Sport wymaga kroplówki
W dodatku system edukacji ukierunkowany jest na to, by młodzieży nie przemęczyć (czego dowodzi niedawna korekta listy szkolnych lektur) a nie żeby trwale wyposażyć ją w przydatne w życiu umiejętności. Jednak roztropny nauczyciel WF-u ma łatwiej niż pani od polskiego, bo żadna narzucona lista ani szablon jego działań nie ograniczają. Poza oczywiście liczbą godzin lekcyjnych, ale są też jeszcze zajęcia dodatkowe. Gdy pozostawaliśmy po montrealskiej olimpiadzie (1976 r.) szóstą sportową potęgą świata, szkoła – nie tylko moja podstawówka nr 38 im. Marii Skłodowskiej-Curie w Warszawie, ale każda – żyła również po południu za sprawą SKS-ów, zajęć w szkolnych klubach sportowych. Zaś “młodzieżowych organizatorów sportu”, bo i taki tytuł wtedy istniał, chociaż niekoniecznie sami byli mistrzami, na uroczystych akademiach wywoływano po dyplomy zaraz po laureatach przedmiotowych olimpiad i prymusach.

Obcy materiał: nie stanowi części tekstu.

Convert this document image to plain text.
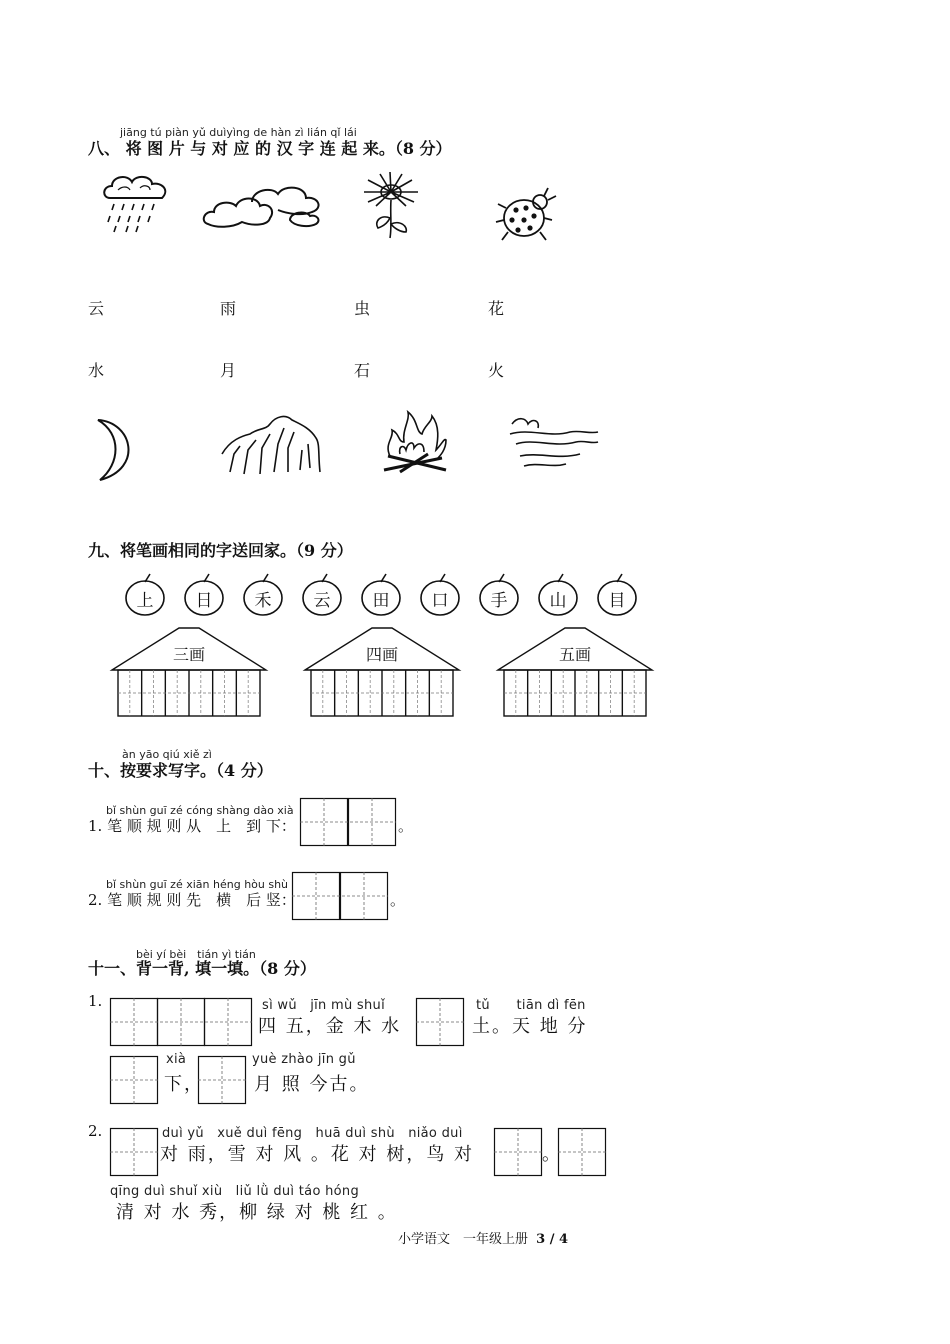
jiāng tú piàn yǔ duìyìng de hàn zì lián qǐ lái
八、 将 图 片 与 对 应 的 汉 字 连 起 来。（8 分）
云	雨	虫	花
水	月	石	火
九、将笔画相同的字送回家。（9 分）
上 日 禾 云 田 口 手 山 目
三画	四画	五画
àn yāo qiú xiě zì
十、按要求写字。（4 分）
bǐ shùn guī zé cóng shàng dào xià
1. 笔 顺 规 则 从　上　到 下：	。
bǐ shùn guī zé xiān héng hòu shù
2. 笔 顺 规 则 先　横　后 竖：	。
bèi yí bèi　tián yì tián
十一、背一背, 填一填。（8 分）
1.	sì wǔ　jīn mù shuǐ
四 五，金 木 水
tǔ　　tiān dì fēn
土。天 地 分
xià
下，
yuè zhào jīn gǔ
月 照 今古。
2.	duì yǔ　xuě duì fēng　huā duì shù　niǎo duì
对 雨，雪 对 风 。花 对 树，鸟 对	。
qīng duì shuǐ xiù　liǔ lǜ duì táo hóng
清 对 水 秀，柳 绿 对 桃 红 。
小学语文　一年级上册 3 / 4
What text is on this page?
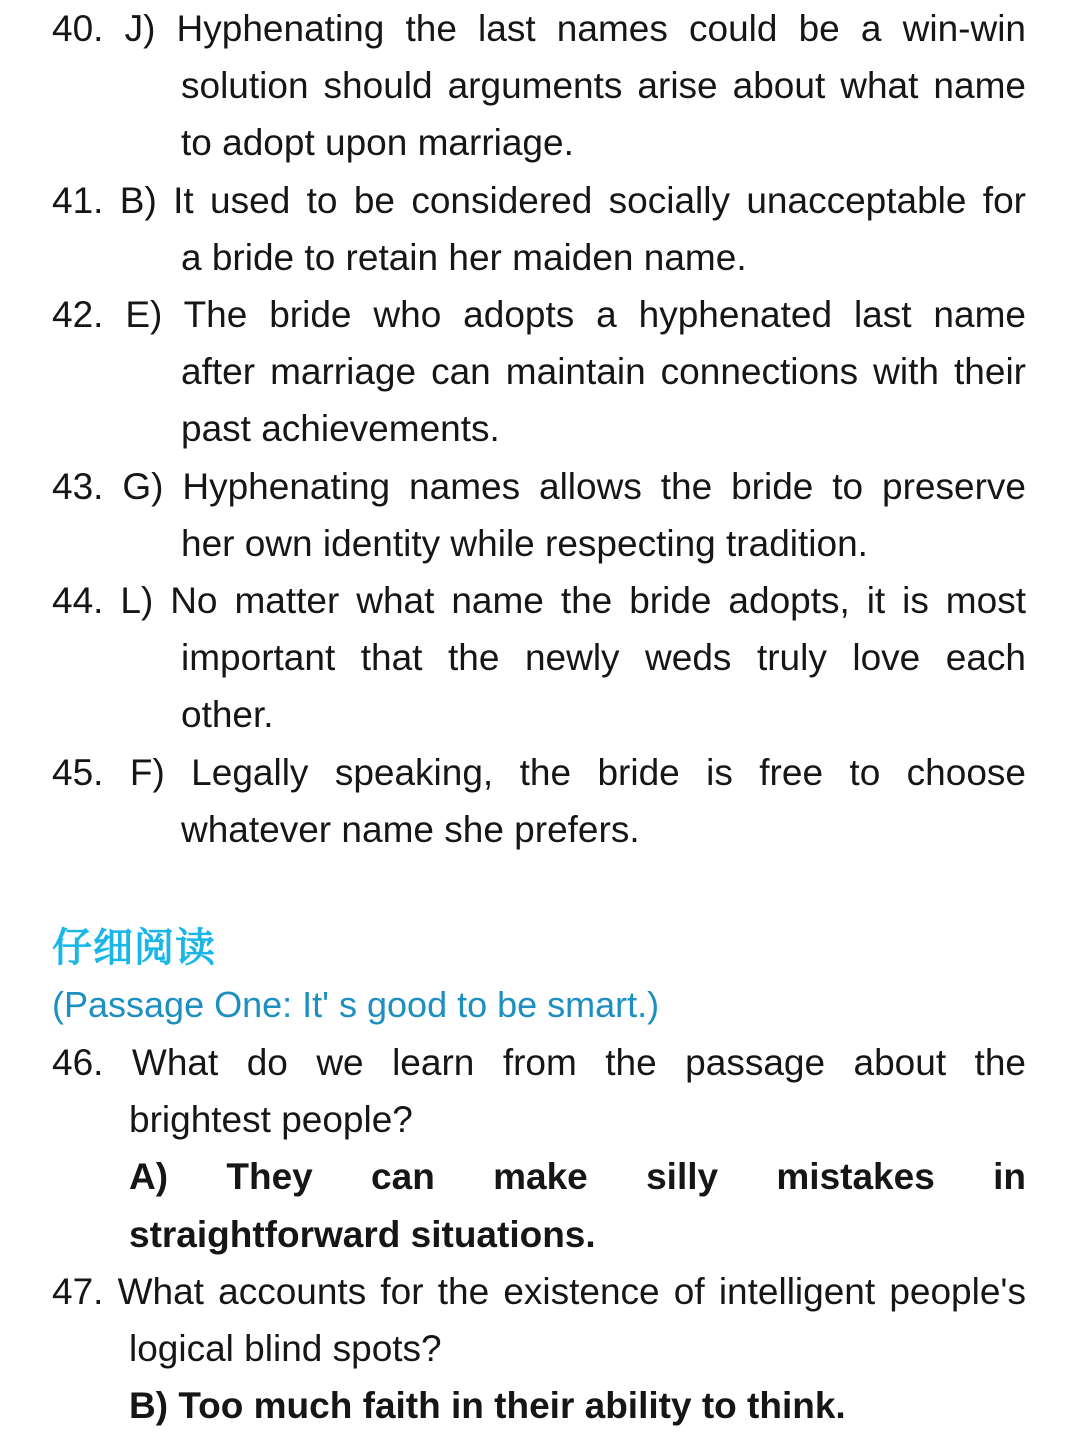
40. J) Hyphenating the last names could be a win-win
solution should arguments arise about what name
to adopt upon marriage.
41. B) It used to be considered socially unacceptable for
a bride to retain her maiden name.
42. E) The bride who adopts a hyphenated last name
after marriage can maintain connections with their
past achievements.
43. G) Hyphenating names allows the bride to preserve
her own identity while respecting tradition.
44. L) No matter what name the bride adopts, it is most
important that the newly weds truly love each
other.
45. F) Legally speaking, the bride is free to choose
whatever name she prefers.
仔细阅读
(Passage One: It' s good to be smart.)
46. What do we learn from the passage about the
brightest people?
A) They can make silly mistakes in
straightforward situations.
47. What accounts for the existence of intelligent people's
logical blind spots?
B) Too much faith in their ability to think.
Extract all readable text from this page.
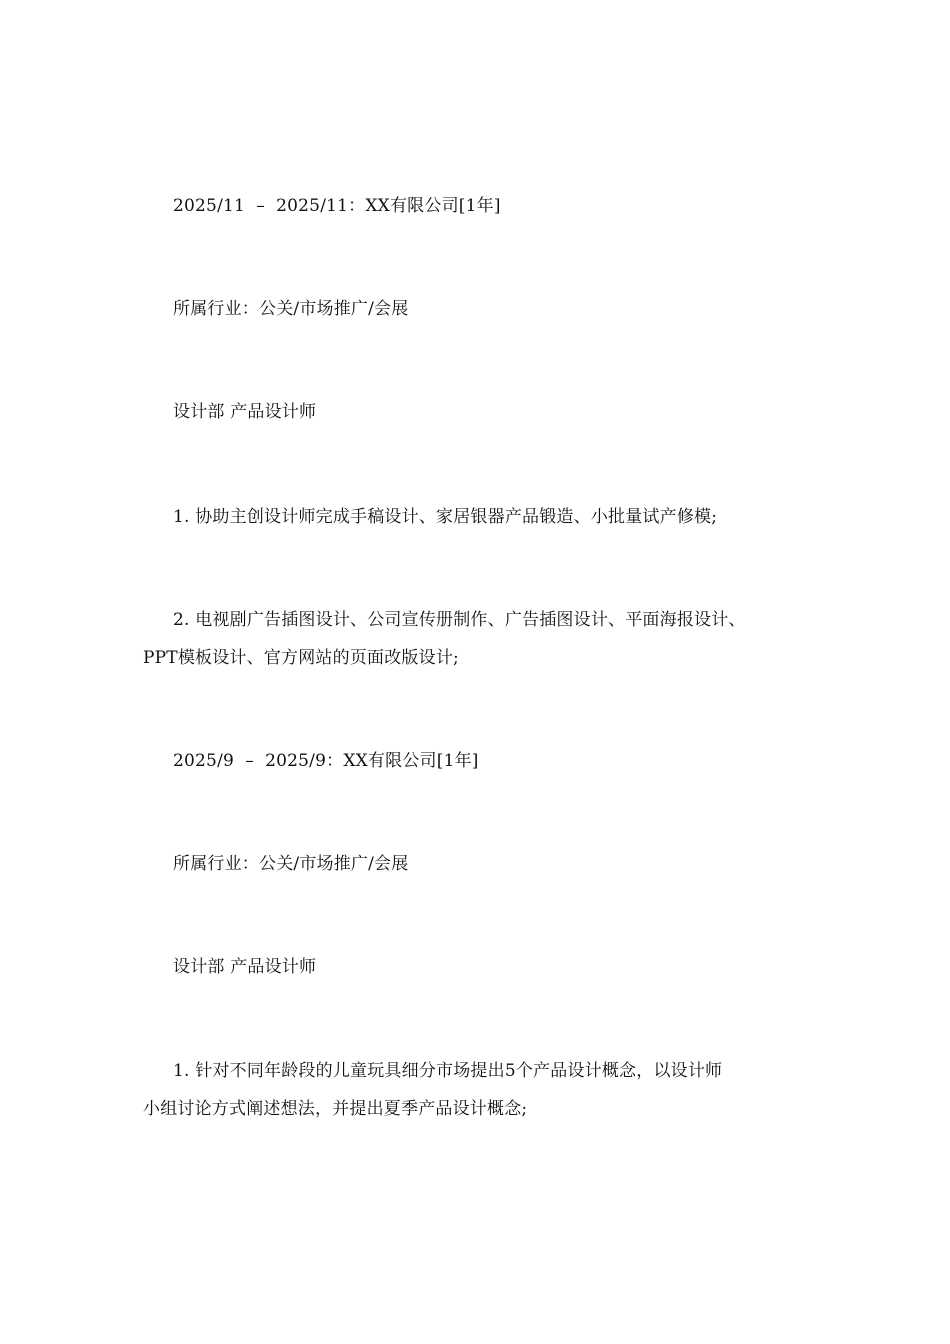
2025/11  –  2025/11：XX有限公司[1年]
所属行业：公关/市场推广/会展
设计部 产品设计师
1. 协助主创设计师完成手稿设计、家居银器产品锻造、小批量试产修模;
2. 电视剧广告插图设计、公司宣传册制作、广告插图设计、平面海报设计、
PPT模板设计、官方网站的页面改版设计;
2025/9  –  2025/9：XX有限公司[1年]
所属行业：公关/市场推广/会展
设计部 产品设计师
1. 针对不同年龄段的儿童玩具细分市场提出5个产品设计概念，以设计师
小组讨论方式阐述想法，并提出夏季产品设计概念;
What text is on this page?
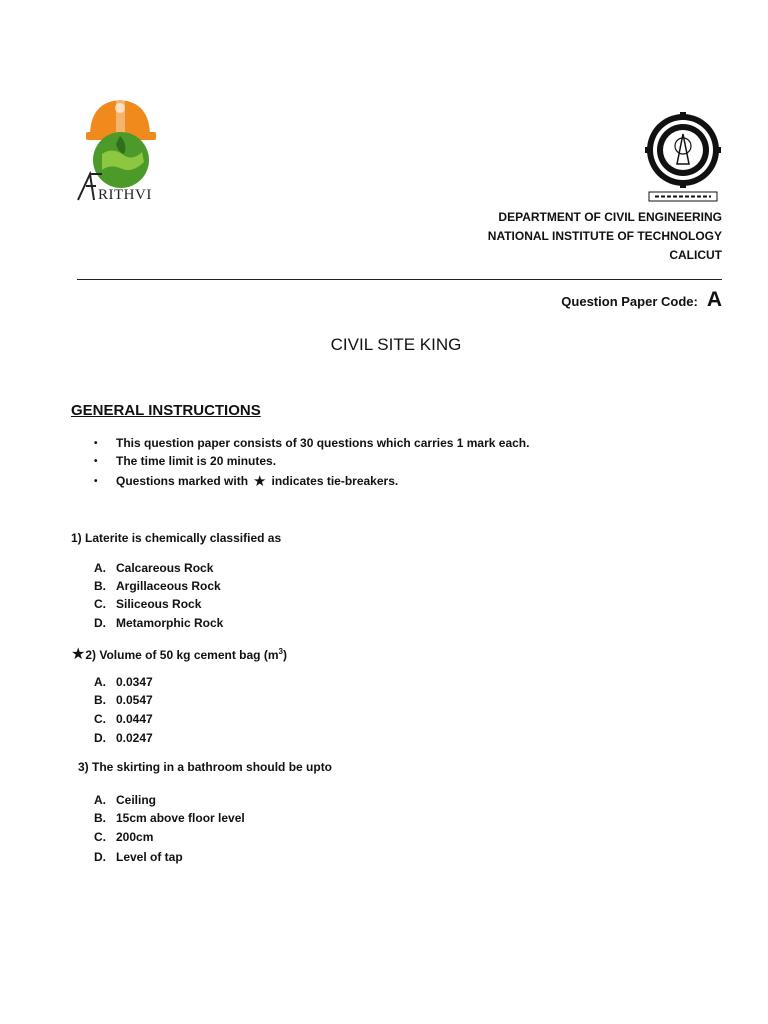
RITHVI
DEPARTMENT OF CIVIL ENGINEERING
NATIONAL INSTITUTE OF TECHNOLOGY
CALICUT
Question Paper Code: A
CIVIL SITE KING
GENERAL INSTRUCTIONS
•	This question paper consists of 30 questions which carries 1 mark each.
•	The time limit is 20 minutes.
•	Questions marked with ★ indicates tie-breakers.
1) Laterite is chemically classified as
A. Calcareous Rock
B. Argillaceous Rock
C. Siliceous Rock
D. Metamorphic Rock
★2) Volume of 50 kg cement bag $(m^3)$
A. 0.0347
B. 0.0547
C. 0.0447
D. 0.0247
3) The skirting in a bathroom should be upto
A. Ceiling
B. 15cm above floor level
C. 200cm
D. Level of tap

Sport okazuje się atrakcyjny wówczas, gdy stwarza szansę wyjścia z przeciętności i beznadziei, marazmu lub degradacji. Podsuwa sposób na życie barwne, spełnione i ciekawe, a nie tylko lekkie, łatwe i przyjemne,
Ale żeby żeby młodzi mogli zazdrościć mistrzom sukcesów i chcieli się do nich upodobnić – ci drudzy muszą je rzeczywiście odnosić. W Paryżu ich nie tyle zabrakło, co jak gdyby odmierzano nam je kroplomierzem. Dziś cały polski sport wymaga kroplówki. W takich wypadkach mawia się: wyciągajmy wnioski a nie konsekwencje.